How suddenly did it start? Has it got worse progressively?
Sudden- PE/erosion of cancer into large blood vessel
Gradual- lung cancer/bronchiectasis
What are other important associated symptoms with haemoptysis you need to ask about?
Cough productive of sputum? - LRTI e.g. pneumonia, bronchitis, TB, bronchiectasis or lung cancer
Fever? - LRTI, night sweats- TB/carcinoma
Weight loss? lung cancer and TB
Pleuritic chest pain? - PE/pneumonia spread to pleura
SOB? assess exercise tolerance - sudden could be PE, gradual - HF
Haematuria and or/oliguria? Some RARE conditions affect BOTH LUNGS and KIDNEYS - causing pulmonary-renal syndrome.
Main causes of pulmonary-renal syndrome: Goodpasture’s syndome (Autoimmune where Abs against type IV collagen- attacks lungs and glomeruli in kidneys), Vasculitides e.g. granulomatosis with polyangiitis, SLE
What are the key features of Hx you’d ask for someone with haemoptysis?
Smoking history? - most significant risk factor for lung cancer. Quantify
Exposure to asbestos or other inhaled indstrial substances? e.g. silica, coal, arsenic
Prior lung disease? TB/bronchiectasis chronic
Did he grow up abroad or travel recently? TB vaccinated?
Does he have risk factors for a DVT/PE? Includes prolonged stasis, blood vessel damage from recent trauma/surgery, malignancy
On anticoagulant medications/known bleeding tendencies?
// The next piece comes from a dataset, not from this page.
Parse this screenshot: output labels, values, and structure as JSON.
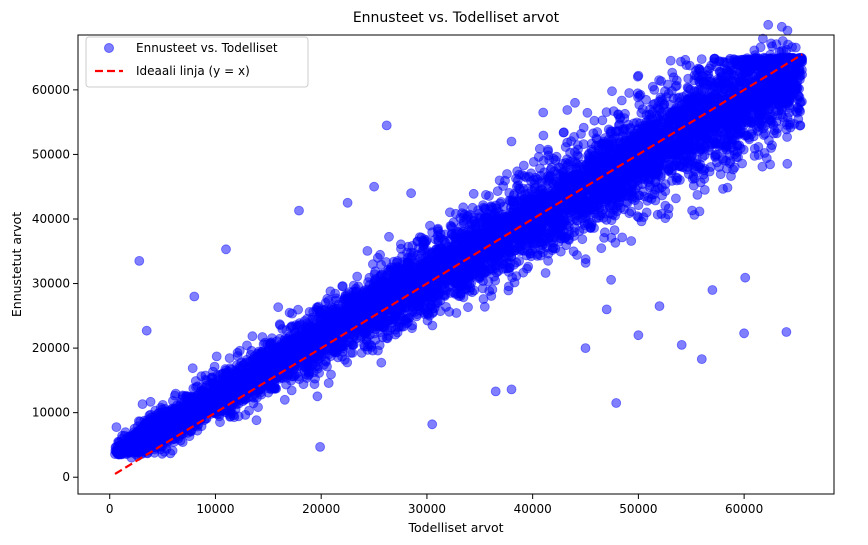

Can increase risk/magnitude of internal haemorrhage
What signs should you particularly look for on examination?
Hoarse voice? recurrent laryngeal erosion from cancer
purpuric rash/petechiae: vasculitis affecting lungs
cushingoid appearance? lung cancer secreting ACTH
In hands: clubbing (lung ca, abscesses, bronchiectasis), tar stains, dorsal interossei wasting (T1 nerve root compressed by pancoast tumour)
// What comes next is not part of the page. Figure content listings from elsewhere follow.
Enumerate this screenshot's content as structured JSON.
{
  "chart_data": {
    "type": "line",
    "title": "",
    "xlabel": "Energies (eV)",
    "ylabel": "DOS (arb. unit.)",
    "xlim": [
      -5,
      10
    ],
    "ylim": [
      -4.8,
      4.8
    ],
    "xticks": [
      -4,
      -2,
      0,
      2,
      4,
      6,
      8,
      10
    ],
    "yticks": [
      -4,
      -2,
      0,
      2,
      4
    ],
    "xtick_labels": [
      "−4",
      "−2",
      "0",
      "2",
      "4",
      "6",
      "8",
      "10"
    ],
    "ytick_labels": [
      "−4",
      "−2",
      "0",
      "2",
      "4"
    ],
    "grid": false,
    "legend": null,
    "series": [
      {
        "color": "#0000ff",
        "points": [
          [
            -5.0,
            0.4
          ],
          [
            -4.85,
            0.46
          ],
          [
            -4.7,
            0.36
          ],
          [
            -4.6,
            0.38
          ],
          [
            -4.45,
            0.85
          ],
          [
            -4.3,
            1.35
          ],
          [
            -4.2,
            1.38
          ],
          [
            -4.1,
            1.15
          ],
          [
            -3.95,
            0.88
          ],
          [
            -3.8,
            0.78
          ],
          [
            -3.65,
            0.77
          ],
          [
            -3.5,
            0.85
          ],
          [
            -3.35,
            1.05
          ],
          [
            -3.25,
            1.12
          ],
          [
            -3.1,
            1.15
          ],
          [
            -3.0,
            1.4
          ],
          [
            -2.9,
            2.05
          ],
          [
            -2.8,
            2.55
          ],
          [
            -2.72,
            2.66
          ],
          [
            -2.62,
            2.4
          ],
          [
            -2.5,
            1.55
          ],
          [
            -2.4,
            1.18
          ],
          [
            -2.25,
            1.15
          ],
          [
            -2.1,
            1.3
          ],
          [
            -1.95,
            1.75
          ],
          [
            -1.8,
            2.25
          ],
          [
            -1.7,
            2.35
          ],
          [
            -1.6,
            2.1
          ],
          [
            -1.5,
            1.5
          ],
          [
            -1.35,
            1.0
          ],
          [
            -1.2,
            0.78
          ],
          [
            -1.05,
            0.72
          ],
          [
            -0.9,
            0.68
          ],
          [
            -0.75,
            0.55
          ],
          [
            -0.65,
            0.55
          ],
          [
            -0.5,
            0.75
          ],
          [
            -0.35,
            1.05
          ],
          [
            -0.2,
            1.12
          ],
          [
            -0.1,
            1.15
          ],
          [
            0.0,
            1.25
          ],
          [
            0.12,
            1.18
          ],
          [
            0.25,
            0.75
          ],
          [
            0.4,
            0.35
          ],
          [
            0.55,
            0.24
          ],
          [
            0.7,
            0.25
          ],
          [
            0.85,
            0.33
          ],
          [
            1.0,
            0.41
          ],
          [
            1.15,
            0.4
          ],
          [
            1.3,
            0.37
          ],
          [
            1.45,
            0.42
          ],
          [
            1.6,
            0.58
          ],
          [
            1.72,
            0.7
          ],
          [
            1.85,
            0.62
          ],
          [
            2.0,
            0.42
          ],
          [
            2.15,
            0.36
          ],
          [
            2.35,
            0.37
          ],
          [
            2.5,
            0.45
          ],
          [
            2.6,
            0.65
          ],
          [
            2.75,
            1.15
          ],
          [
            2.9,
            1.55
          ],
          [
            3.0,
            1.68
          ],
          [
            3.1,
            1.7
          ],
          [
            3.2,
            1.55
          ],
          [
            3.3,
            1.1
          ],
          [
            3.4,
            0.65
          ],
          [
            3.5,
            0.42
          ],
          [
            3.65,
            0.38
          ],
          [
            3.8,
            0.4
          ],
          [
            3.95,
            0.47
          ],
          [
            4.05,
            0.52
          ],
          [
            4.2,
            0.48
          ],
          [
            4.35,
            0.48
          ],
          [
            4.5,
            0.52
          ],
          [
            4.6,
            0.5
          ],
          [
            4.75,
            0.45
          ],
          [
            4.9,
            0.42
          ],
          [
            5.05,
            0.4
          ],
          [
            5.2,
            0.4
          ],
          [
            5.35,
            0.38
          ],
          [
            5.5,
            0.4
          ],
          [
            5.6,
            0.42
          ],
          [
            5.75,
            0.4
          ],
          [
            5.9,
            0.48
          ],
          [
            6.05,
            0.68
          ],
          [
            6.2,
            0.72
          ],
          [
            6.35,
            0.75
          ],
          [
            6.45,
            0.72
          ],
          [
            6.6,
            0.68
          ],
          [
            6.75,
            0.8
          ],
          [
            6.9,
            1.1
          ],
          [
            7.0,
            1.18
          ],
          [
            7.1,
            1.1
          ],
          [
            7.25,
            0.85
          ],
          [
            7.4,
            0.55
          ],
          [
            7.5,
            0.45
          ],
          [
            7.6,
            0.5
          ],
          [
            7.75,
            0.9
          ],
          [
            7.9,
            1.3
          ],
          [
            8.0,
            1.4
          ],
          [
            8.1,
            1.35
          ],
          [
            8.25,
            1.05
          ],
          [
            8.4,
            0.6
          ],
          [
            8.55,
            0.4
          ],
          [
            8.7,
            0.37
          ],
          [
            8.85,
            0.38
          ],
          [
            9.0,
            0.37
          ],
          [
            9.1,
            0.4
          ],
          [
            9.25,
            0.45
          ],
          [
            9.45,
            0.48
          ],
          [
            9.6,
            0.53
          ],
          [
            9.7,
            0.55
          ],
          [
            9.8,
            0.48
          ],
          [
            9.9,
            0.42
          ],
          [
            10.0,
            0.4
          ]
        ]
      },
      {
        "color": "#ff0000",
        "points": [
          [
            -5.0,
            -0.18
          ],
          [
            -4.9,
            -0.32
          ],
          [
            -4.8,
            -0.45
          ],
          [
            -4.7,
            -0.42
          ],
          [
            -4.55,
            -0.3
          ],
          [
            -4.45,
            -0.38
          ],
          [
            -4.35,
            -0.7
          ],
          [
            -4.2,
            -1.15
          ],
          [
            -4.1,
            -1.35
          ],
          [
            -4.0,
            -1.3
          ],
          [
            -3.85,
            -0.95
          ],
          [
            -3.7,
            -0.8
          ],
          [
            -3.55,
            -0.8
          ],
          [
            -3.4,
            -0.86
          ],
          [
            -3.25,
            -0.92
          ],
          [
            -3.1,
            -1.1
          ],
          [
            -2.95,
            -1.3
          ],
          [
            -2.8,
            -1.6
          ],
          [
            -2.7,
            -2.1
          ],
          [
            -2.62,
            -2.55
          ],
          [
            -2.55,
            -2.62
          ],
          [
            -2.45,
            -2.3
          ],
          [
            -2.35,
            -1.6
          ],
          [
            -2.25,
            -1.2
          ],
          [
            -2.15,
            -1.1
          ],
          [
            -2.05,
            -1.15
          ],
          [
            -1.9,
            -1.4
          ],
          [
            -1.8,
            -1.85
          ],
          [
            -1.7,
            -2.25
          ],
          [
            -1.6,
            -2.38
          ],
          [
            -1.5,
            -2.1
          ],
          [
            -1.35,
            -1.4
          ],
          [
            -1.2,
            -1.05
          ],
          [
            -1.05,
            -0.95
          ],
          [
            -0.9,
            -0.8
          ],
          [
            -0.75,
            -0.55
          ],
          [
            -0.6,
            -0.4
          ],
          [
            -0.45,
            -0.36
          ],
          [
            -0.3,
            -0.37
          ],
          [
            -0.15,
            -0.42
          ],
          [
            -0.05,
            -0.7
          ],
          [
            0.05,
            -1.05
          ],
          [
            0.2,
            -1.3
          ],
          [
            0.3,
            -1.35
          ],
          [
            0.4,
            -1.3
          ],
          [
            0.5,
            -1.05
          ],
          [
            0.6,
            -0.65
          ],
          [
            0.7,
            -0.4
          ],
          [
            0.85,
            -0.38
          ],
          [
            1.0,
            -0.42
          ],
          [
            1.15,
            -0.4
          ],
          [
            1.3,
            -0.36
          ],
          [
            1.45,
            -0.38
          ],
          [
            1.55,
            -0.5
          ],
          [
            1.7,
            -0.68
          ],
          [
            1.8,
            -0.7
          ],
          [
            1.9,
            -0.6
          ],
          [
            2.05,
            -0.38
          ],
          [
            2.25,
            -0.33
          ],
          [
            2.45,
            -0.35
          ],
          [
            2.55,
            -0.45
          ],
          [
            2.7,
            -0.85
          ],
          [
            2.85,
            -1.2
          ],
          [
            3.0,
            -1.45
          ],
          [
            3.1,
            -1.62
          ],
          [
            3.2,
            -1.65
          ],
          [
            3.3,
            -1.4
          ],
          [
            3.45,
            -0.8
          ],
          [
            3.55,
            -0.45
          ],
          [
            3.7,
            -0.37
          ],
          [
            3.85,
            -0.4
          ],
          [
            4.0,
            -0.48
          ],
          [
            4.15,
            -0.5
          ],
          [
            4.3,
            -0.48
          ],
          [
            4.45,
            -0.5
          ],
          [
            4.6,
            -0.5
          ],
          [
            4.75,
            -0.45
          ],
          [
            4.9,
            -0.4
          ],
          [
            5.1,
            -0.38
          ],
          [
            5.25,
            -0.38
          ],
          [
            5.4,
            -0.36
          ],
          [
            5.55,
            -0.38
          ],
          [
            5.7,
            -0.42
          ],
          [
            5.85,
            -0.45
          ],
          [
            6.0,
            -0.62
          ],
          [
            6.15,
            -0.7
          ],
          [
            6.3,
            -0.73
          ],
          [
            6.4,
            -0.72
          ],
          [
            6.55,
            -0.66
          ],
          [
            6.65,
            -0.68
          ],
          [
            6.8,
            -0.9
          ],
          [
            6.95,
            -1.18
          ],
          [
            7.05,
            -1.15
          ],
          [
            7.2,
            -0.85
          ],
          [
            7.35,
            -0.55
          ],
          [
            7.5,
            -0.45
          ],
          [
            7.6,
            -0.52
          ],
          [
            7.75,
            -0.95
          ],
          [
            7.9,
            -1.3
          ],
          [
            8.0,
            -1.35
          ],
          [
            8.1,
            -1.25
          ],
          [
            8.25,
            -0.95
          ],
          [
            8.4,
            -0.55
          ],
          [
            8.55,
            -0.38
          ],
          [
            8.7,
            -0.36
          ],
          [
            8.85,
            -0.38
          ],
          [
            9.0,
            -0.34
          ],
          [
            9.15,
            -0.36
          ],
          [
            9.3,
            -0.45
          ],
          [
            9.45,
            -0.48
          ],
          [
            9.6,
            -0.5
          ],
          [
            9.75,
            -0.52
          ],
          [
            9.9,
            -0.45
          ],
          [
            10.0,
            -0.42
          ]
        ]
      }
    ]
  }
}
Arms: hypotonic, hyporeflexice, weak arms- hypercalcaemia due to bone metastases from lung ca
Face: bleeding from nose/oral mucosa, saddle nose, horner’s syndrome, jaundice
Neck: cervical lymphadenopathy, non-tender - ?TB, bronchial carcinoma. Vichow’s node-?GI malignancy metastases. Tracheal deviation
Chest: asymmetrical lung expansion, dullness to percussion, stridor, crackles, pleural rub (mesothelioma, pleuritis from pneumonia, distal PE…)
Abdo- hepatomegaly
Legs- unilateral signs of DVT?
**What initial Investigations should you request for haemoptysis? Why
Oxygen saturations - check severity of underlying pulmonary disease causing haemoptysis
FBC: anaemia- magnitude/duration of bleeding, raised WCC-infection?
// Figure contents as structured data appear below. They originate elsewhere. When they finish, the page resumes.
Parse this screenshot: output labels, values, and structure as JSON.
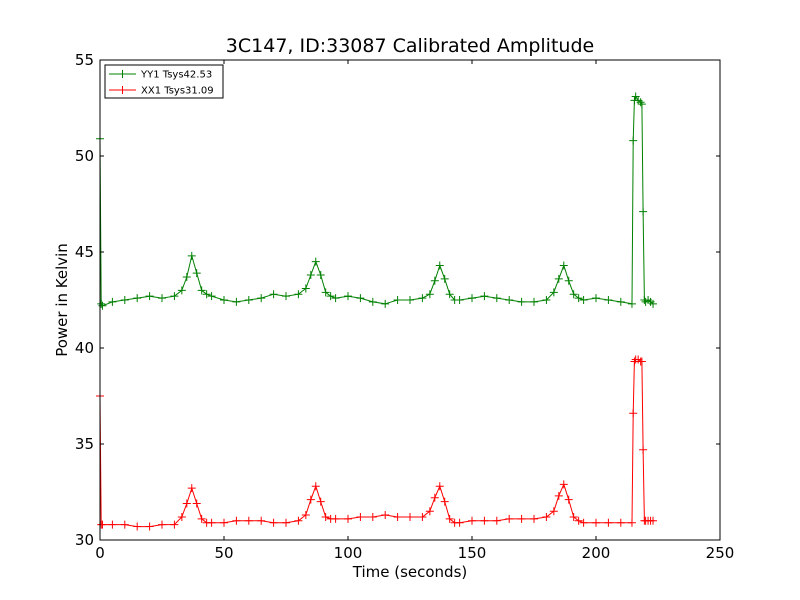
{
  "chart_data": {
    "type": "line",
    "title": "3C147, ID:33087 Calibrated Amplitude",
    "xlabel": "Time (seconds)",
    "ylabel": "Power in Kelvin",
    "xlim": [
      0,
      250
    ],
    "ylim": [
      30,
      55
    ],
    "xticks": [
      0,
      50,
      100,
      150,
      200,
      250
    ],
    "yticks": [
      30,
      35,
      40,
      45,
      50,
      55
    ],
    "grid": false,
    "legend_position": "top-left",
    "marker": "plus",
    "series": [
      {
        "name": "YY1 Tsys42.53",
        "color": "#008000",
        "x": [
          0,
          0.5,
          1,
          5,
          10,
          15,
          20,
          25,
          30,
          33,
          35,
          37,
          39,
          41,
          43,
          45,
          50,
          55,
          60,
          65,
          70,
          75,
          80,
          83,
          85,
          87,
          89,
          91,
          93,
          95,
          100,
          105,
          110,
          115,
          120,
          125,
          130,
          133,
          135,
          137,
          139,
          141,
          143,
          145,
          150,
          155,
          160,
          165,
          170,
          175,
          180,
          183,
          185,
          187,
          189,
          191,
          193,
          195,
          200,
          205,
          210,
          214.5,
          215,
          215.5,
          216,
          217,
          218,
          218.5,
          219,
          219.5,
          220,
          221,
          222,
          223
        ],
        "y": [
          50.9,
          42.3,
          42.2,
          42.4,
          42.5,
          42.6,
          42.7,
          42.6,
          42.7,
          43.0,
          43.7,
          44.8,
          43.9,
          43.0,
          42.8,
          42.7,
          42.5,
          42.4,
          42.5,
          42.6,
          42.8,
          42.7,
          42.8,
          43.1,
          43.8,
          44.5,
          43.8,
          42.9,
          42.7,
          42.6,
          42.7,
          42.6,
          42.4,
          42.3,
          42.5,
          42.5,
          42.6,
          42.8,
          43.5,
          44.3,
          43.6,
          42.8,
          42.5,
          42.5,
          42.6,
          42.7,
          42.6,
          42.5,
          42.4,
          42.4,
          42.5,
          42.9,
          43.6,
          44.3,
          43.5,
          42.8,
          42.6,
          42.5,
          42.6,
          42.5,
          42.4,
          42.3,
          50.8,
          52.9,
          53.1,
          52.9,
          52.8,
          52.7,
          47.1,
          42.5,
          42.4,
          42.5,
          42.4,
          42.3
        ]
      },
      {
        "name": "XX1 Tsys31.09",
        "color": "#ff0000",
        "x": [
          0,
          0.5,
          1,
          5,
          10,
          15,
          20,
          25,
          30,
          33,
          35,
          37,
          39,
          41,
          43,
          45,
          50,
          55,
          60,
          65,
          70,
          75,
          80,
          83,
          85,
          87,
          89,
          91,
          93,
          95,
          100,
          105,
          110,
          115,
          120,
          125,
          130,
          133,
          135,
          137,
          139,
          141,
          143,
          145,
          150,
          155,
          160,
          165,
          170,
          175,
          180,
          183,
          185,
          187,
          189,
          191,
          193,
          195,
          200,
          205,
          210,
          214.5,
          215,
          215.5,
          216,
          217,
          218,
          218.5,
          219,
          219.5,
          220,
          221,
          222,
          223
        ],
        "y": [
          37.5,
          30.8,
          30.8,
          30.8,
          30.8,
          30.7,
          30.7,
          30.8,
          30.8,
          31.2,
          31.9,
          32.7,
          31.9,
          31.1,
          30.9,
          30.9,
          30.9,
          31.0,
          31.0,
          31.0,
          30.9,
          30.9,
          31.0,
          31.3,
          32.1,
          32.8,
          32.0,
          31.2,
          31.1,
          31.1,
          31.1,
          31.2,
          31.2,
          31.3,
          31.2,
          31.2,
          31.2,
          31.5,
          32.2,
          32.8,
          32.0,
          31.1,
          30.9,
          30.9,
          31.0,
          31.0,
          31.0,
          31.1,
          31.1,
          31.1,
          31.2,
          31.5,
          32.3,
          32.9,
          32.1,
          31.2,
          31.0,
          30.9,
          30.9,
          30.9,
          30.9,
          30.9,
          36.6,
          39.3,
          39.4,
          39.4,
          39.3,
          39.3,
          34.7,
          31.0,
          31.0,
          31.0,
          31.0,
          31.0
        ]
      }
    ]
  }
}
CRP- increased in infection, inflammation, malignancy
Clotting screen - bleeding disorder may be exacerbating if not directly causing the haemoptysis
U&Es - for renal involvement e.g. goodpastures syndrome
Calcium, phosphate and ALP for bone metastasis from primary lung ca
Liver enzymes for liver involvement of a cancer
Urinalysis- haematuria, suggesting pulmonary-renal syndrome
imaging: CXR
What signs would you look for on a CXR?
Mass lesion/nodule: carcinoma, TB, granuloma, abcess, vasculitides e.g. Wegener’s granulomatosis
Diffuse alveolar infiltrates: pulmonary oedema
Hilar lymphadenopathy: carcinoma, infection, TB
Lobar/segmental infiltrates: pneumonia, PE, obstructing carcinoma, TB
Patchy alveolar infiltrates: bleeding disorders, goodpasture’s syndrome
How would you manage haemoptysis acutely and in the longer term?
Always check need for resuscitation (ABC).
If large haemoptysis (>150mls), suction, lie on same side as lesion, vol replacement, blood Xmatch
Minor haemoptysis (<150mls): refer to resp medicine/other specialities if indicated by history. Referred to MDT for management.